During plateaus it’s also vital to lean into your support system that speaks the language of weight loss rather than hiding from them. Your fit family gets it. They’ve been there and they can offer validation, support and encouragement, that will be vital to you weathering that season of a weight loss plateau. 

Finally, d0n’t be afraid to reach out to the experts for guidance.  That means going back to your trainer and your nutritionist and letting them know you’ve plateaued and asking what you can do to shake things up—or even whether you should do something (sometimes the solution is making subtle changes but staying the course).  If you are seeing a counselor or therapist, bring it up with them as well to help you develop new pathways of response to the emotions that are coming up during plateaus. Therapy is a vital aspect of this process because plateaus don’t just trigger emotions they trigger stories that we tell about ourselves and our weight loss journeys. Most often it’s the storylines of “not being good enough”, being a “failure,” or being destined to “never lose weight” resurface in the midst of plateaus. As I talk about in my Road Map to Weight Loss program, a physical transformation will only occur when you’ve made the decision to re-write these aspects of your personal story using weight loss as the springboard. 

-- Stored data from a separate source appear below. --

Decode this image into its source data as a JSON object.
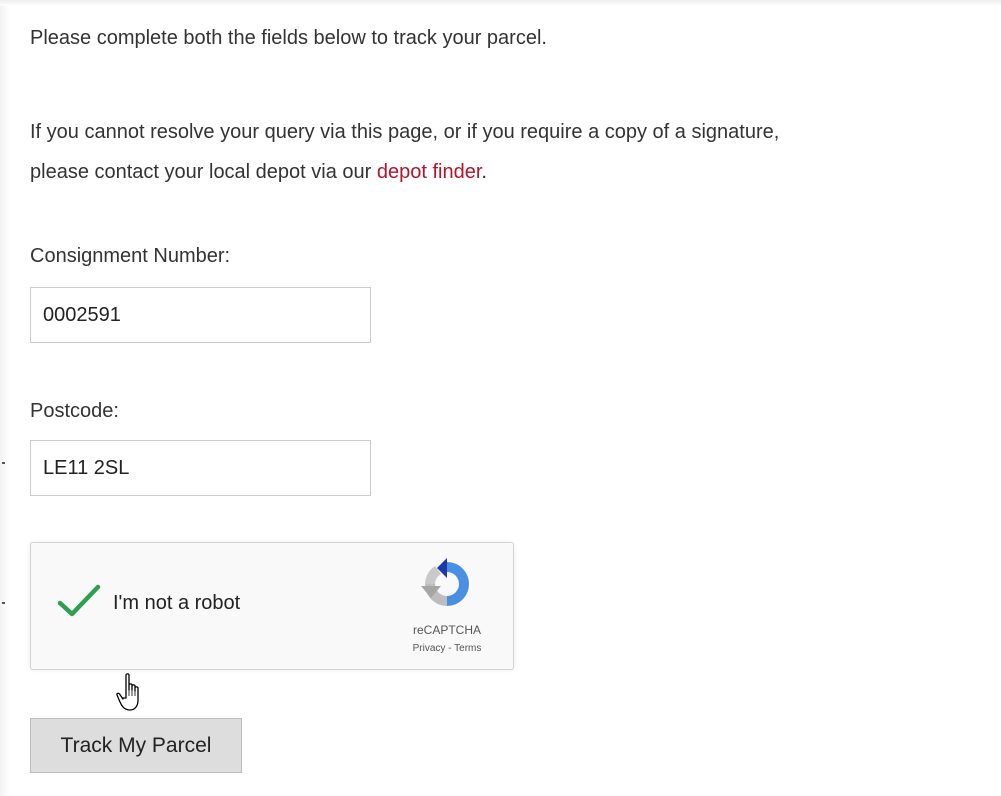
{
  "intro": {
    "text": "Please complete both the fields below to track your parcel."
  },
  "resolve": {
    "line1": "If you cannot resolve your query via this page, or if you require a copy of a signature,",
    "line2_prefix": "please contact your local depot via our ",
    "link_text": "depot finder",
    "line2_suffix": "."
  },
  "form": {
    "consignment": {
      "label": "Consignment Number:",
      "value": "0002591"
    },
    "postcode": {
      "label": "Postcode:",
      "value": "LE11 2SL"
    }
  },
  "captcha": {
    "label": "I'm not a robot",
    "checked": true,
    "brand": "reCAPTCHA",
    "privacy": "Privacy",
    "separator": " - ",
    "terms": "Terms",
    "check_color": "#2e9e4f",
    "icon": "recaptcha-logo-icon"
  },
  "submit": {
    "label": "Track My Parcel"
  },
  "colors": {
    "link": "#b5142b",
    "button_bg": "#dddddd"
  },
  "cursor": {
    "icon": "hand-pointer-icon"
  }
}
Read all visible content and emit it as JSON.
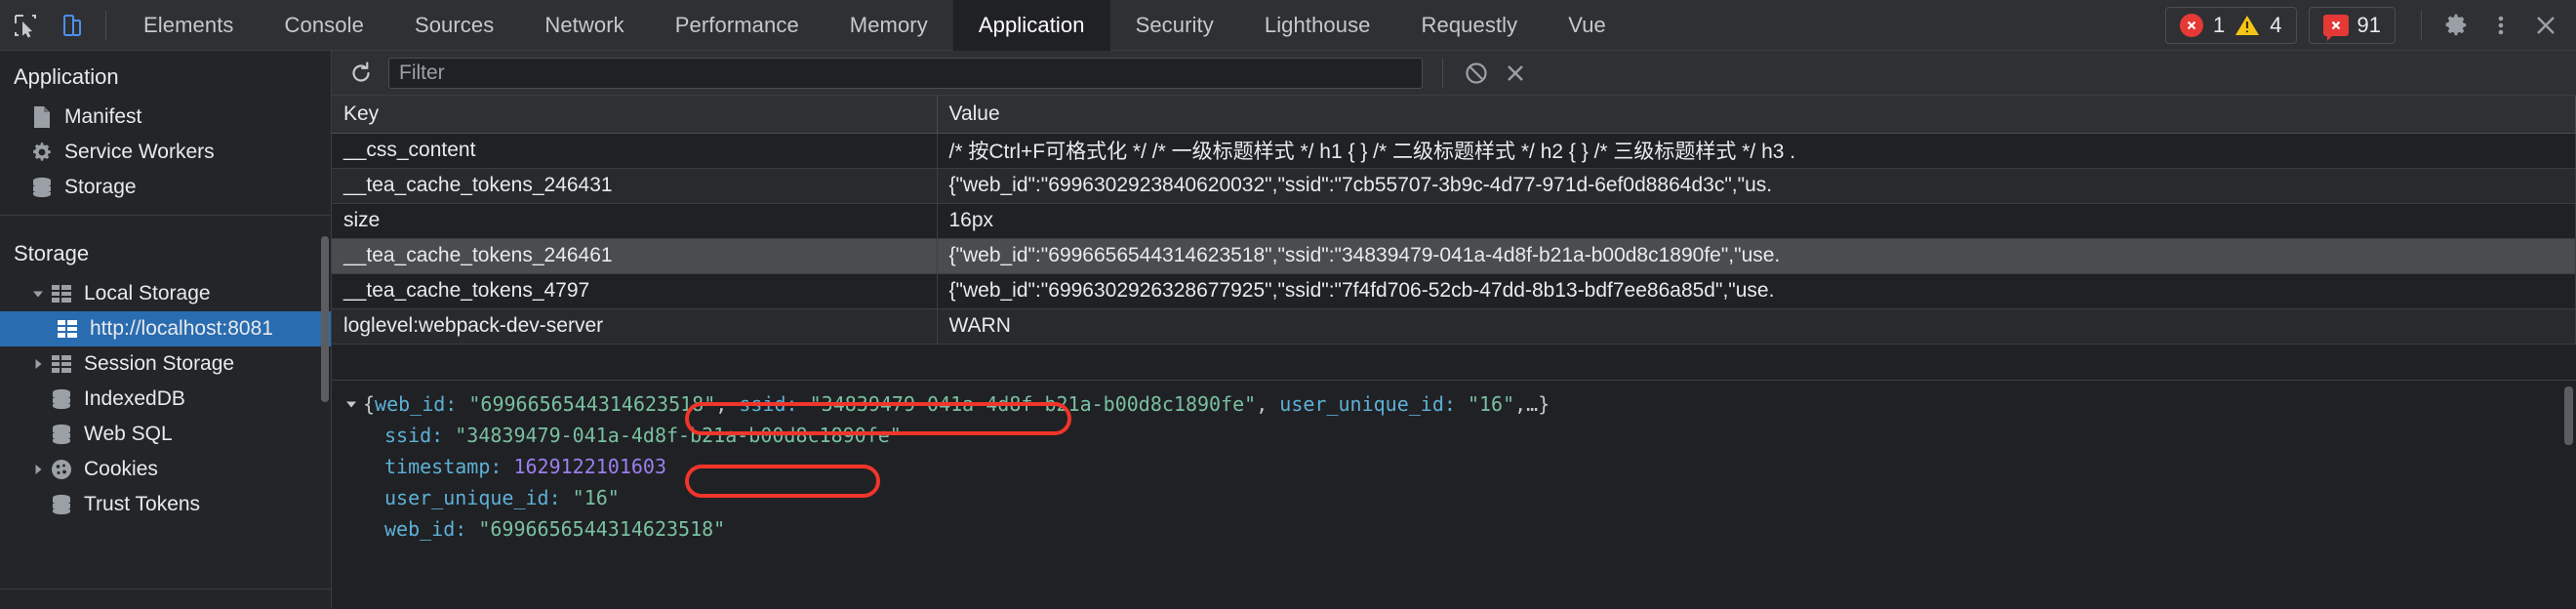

Above all, just keep showing up. Regardless of what the scale says. If you keep putting one foot in front of the other, keep striving to treat your body and yourself with care and love the scale will ultimately settle in the range it’s suppose to. Stay on the journey. Avoid looking for the weight loss destination. Plateaus, like rough seasons, will eventually pass. They always do, so long as we keep journeying ahead.